1. Can a COP decision require certain actions to be taken at the domestic (federal) level in the U.S.?
2. Is there any particular language that should be included in a COP decision to ensure action is taken at the domestic level in the U.S.?
3. What is the legal basis is for US implementation of e.g. CITES listings and Montreal Protocol?
1. The United States can never be bound by an international agreement without either: 1) the United States Senate ratifying the agreement as a treaty, as provided for in the United States Constitution; or 2) the United States Congress enacting domestic legislation implementing the provisions of the international agreement or granting the President of the United States authority to conduct actions consistent with the terms of the international agreement. There is nothing that can be done by the United Nations, any other international body, the President of the United States or the U.S. State Department to circumvent this requirement.

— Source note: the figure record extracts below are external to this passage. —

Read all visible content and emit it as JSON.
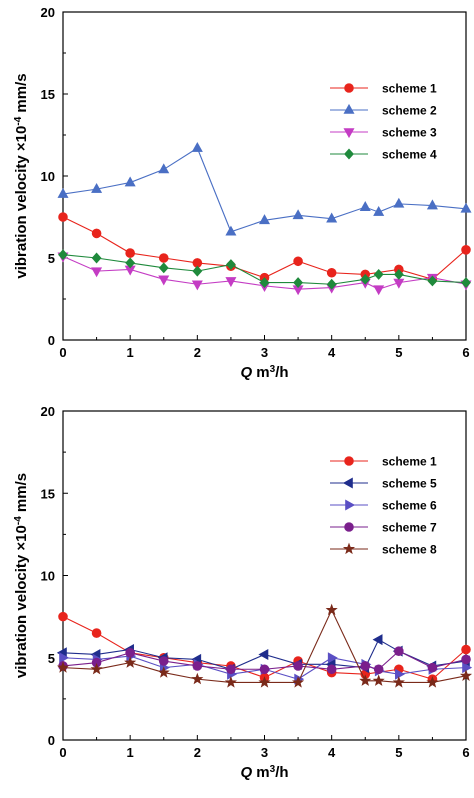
{
  "chart_data": [
    {
      "type": "line",
      "ylabel_main": "vibration velocity",
      "ylabel_factor": "×10",
      "ylabel_exp": "-4",
      "ylabel_unit": " mm/s",
      "xlabel_var": "Q",
      "xlabel_unit_a": "m",
      "xlabel_unit_sup": "3",
      "xlabel_unit_b": "/h",
      "xlim": [
        0,
        6
      ],
      "ylim": [
        0,
        20
      ],
      "xticks": [
        "0",
        "1",
        "2",
        "3",
        "4",
        "5",
        "6"
      ],
      "yticks": [
        "0",
        "5",
        "10",
        "15",
        "20"
      ],
      "legend_position": "top-right",
      "grid": false,
      "series": [
        {
          "name": "scheme  1",
          "color": "#e8241c",
          "marker": "circle",
          "x": [
            0,
            0.5,
            1,
            1.5,
            2,
            2.5,
            3,
            3.5,
            4,
            4.5,
            5,
            5.5,
            6
          ],
          "y": [
            7.5,
            6.5,
            5.3,
            5.0,
            4.7,
            4.5,
            3.8,
            4.8,
            4.1,
            4.0,
            4.3,
            3.7,
            5.5
          ]
        },
        {
          "name": "scheme  2",
          "color": "#4a6fc4",
          "marker": "triangle-up",
          "x": [
            0,
            0.5,
            1,
            1.5,
            2,
            2.5,
            3,
            3.5,
            4,
            4.5,
            4.7,
            5,
            5.5,
            6
          ],
          "y": [
            8.9,
            9.2,
            9.6,
            10.4,
            11.7,
            6.6,
            7.3,
            7.6,
            7.4,
            8.1,
            7.8,
            8.3,
            8.2,
            8.0
          ]
        },
        {
          "name": "scheme  3",
          "color": "#c43cc4",
          "marker": "triangle-down",
          "x": [
            0,
            0.5,
            1,
            1.5,
            2,
            2.5,
            3,
            3.5,
            4,
            4.5,
            4.7,
            5,
            5.5,
            6
          ],
          "y": [
            5.1,
            4.2,
            4.3,
            3.7,
            3.4,
            3.6,
            3.3,
            3.1,
            3.2,
            3.5,
            3.1,
            3.5,
            3.8,
            3.4
          ]
        },
        {
          "name": "scheme  4",
          "color": "#1f8a3c",
          "marker": "diamond",
          "x": [
            0,
            0.5,
            1,
            1.5,
            2,
            2.5,
            3,
            3.5,
            4,
            4.5,
            4.7,
            5,
            5.5,
            6
          ],
          "y": [
            5.2,
            5.0,
            4.7,
            4.4,
            4.2,
            4.6,
            3.5,
            3.5,
            3.4,
            3.7,
            4.0,
            4.0,
            3.6,
            3.5
          ]
        }
      ]
    },
    {
      "type": "line",
      "ylabel_main": "vibration velocity",
      "ylabel_factor": "×10",
      "ylabel_exp": "-4",
      "ylabel_unit": " mm/s",
      "xlabel_var": "Q",
      "xlabel_unit_a": "m",
      "xlabel_unit_sup": "3",
      "xlabel_unit_b": "/h",
      "xlim": [
        0,
        6
      ],
      "ylim": [
        0,
        20
      ],
      "xticks": [
        "0",
        "1",
        "2",
        "3",
        "4",
        "5",
        "6"
      ],
      "yticks": [
        "0",
        "5",
        "10",
        "15",
        "20"
      ],
      "legend_position": "top-right",
      "grid": false,
      "series": [
        {
          "name": "scheme  1",
          "color": "#e8241c",
          "marker": "circle",
          "x": [
            0,
            0.5,
            1,
            1.5,
            2,
            2.5,
            3,
            3.5,
            4,
            4.5,
            5,
            5.5,
            6
          ],
          "y": [
            7.5,
            6.5,
            5.3,
            5.0,
            4.7,
            4.5,
            3.8,
            4.8,
            4.1,
            4.0,
            4.3,
            3.7,
            5.5
          ]
        },
        {
          "name": "scheme  5",
          "color": "#1f2d8c",
          "marker": "triangle-left",
          "x": [
            0,
            0.5,
            1,
            1.5,
            2,
            2.5,
            3,
            3.5,
            4,
            4.5,
            4.7,
            5,
            5.5,
            6
          ],
          "y": [
            5.3,
            5.2,
            5.5,
            5.0,
            4.9,
            4.3,
            5.2,
            4.6,
            4.6,
            4.4,
            6.1,
            5.4,
            4.5,
            4.8
          ]
        },
        {
          "name": "scheme  6",
          "color": "#5a4fc4",
          "marker": "triangle-right",
          "x": [
            0,
            0.5,
            1,
            1.5,
            2,
            2.5,
            3,
            3.5,
            4,
            4.5,
            4.7,
            5,
            5.5,
            6
          ],
          "y": [
            5.0,
            4.9,
            5.1,
            4.4,
            4.6,
            4.0,
            4.3,
            3.7,
            5.0,
            4.6,
            4.2,
            4.0,
            4.3,
            4.4
          ]
        },
        {
          "name": "scheme  7",
          "color": "#7a1f8c",
          "marker": "circle",
          "x": [
            0,
            0.5,
            1,
            1.5,
            2,
            2.5,
            3,
            3.5,
            4,
            4.5,
            4.7,
            5,
            5.5,
            6
          ],
          "y": [
            4.5,
            4.7,
            5.3,
            4.8,
            4.5,
            4.3,
            4.3,
            4.5,
            4.3,
            4.5,
            4.3,
            5.4,
            4.4,
            4.9
          ]
        },
        {
          "name": "scheme  8",
          "color": "#7a2a1a",
          "marker": "star",
          "x": [
            0,
            0.5,
            1,
            1.5,
            2,
            2.5,
            3,
            3.5,
            4,
            4.5,
            4.7,
            5,
            5.5,
            6
          ],
          "y": [
            4.4,
            4.3,
            4.7,
            4.1,
            3.7,
            3.5,
            3.5,
            3.5,
            7.9,
            3.6,
            3.6,
            3.5,
            3.5,
            3.9
          ]
        }
      ]
    }
  ]
}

2. There is no language in a COP decision that will ensure action is taken at the domestic level in the U.S. Action will only be taken if Congress, in its sole discretion, elects to take action, unless Congress or the U.S. Constitution has already given the President of the United States authority to take such action. If the latter is true, there again is no language in a COP decision that can force the President to take specific action. The President would have to elect to take such action.
3. The U.S. Senate ratified CITES in 1973 and Congress implemented the treaty by enacting the Endangered Species Act. The Montreal Protocol was ratified in 1988 and was implemented when Congress enacted the Clean Air Act Amendments of 1990. In both cases, the Senate ratified the treaty, which requires a 2/3 vote in favor of ratification. Given the political climate in the U.S., I can state without doubt that the Senate will not ratify any environmental treaty for the foreseeable future.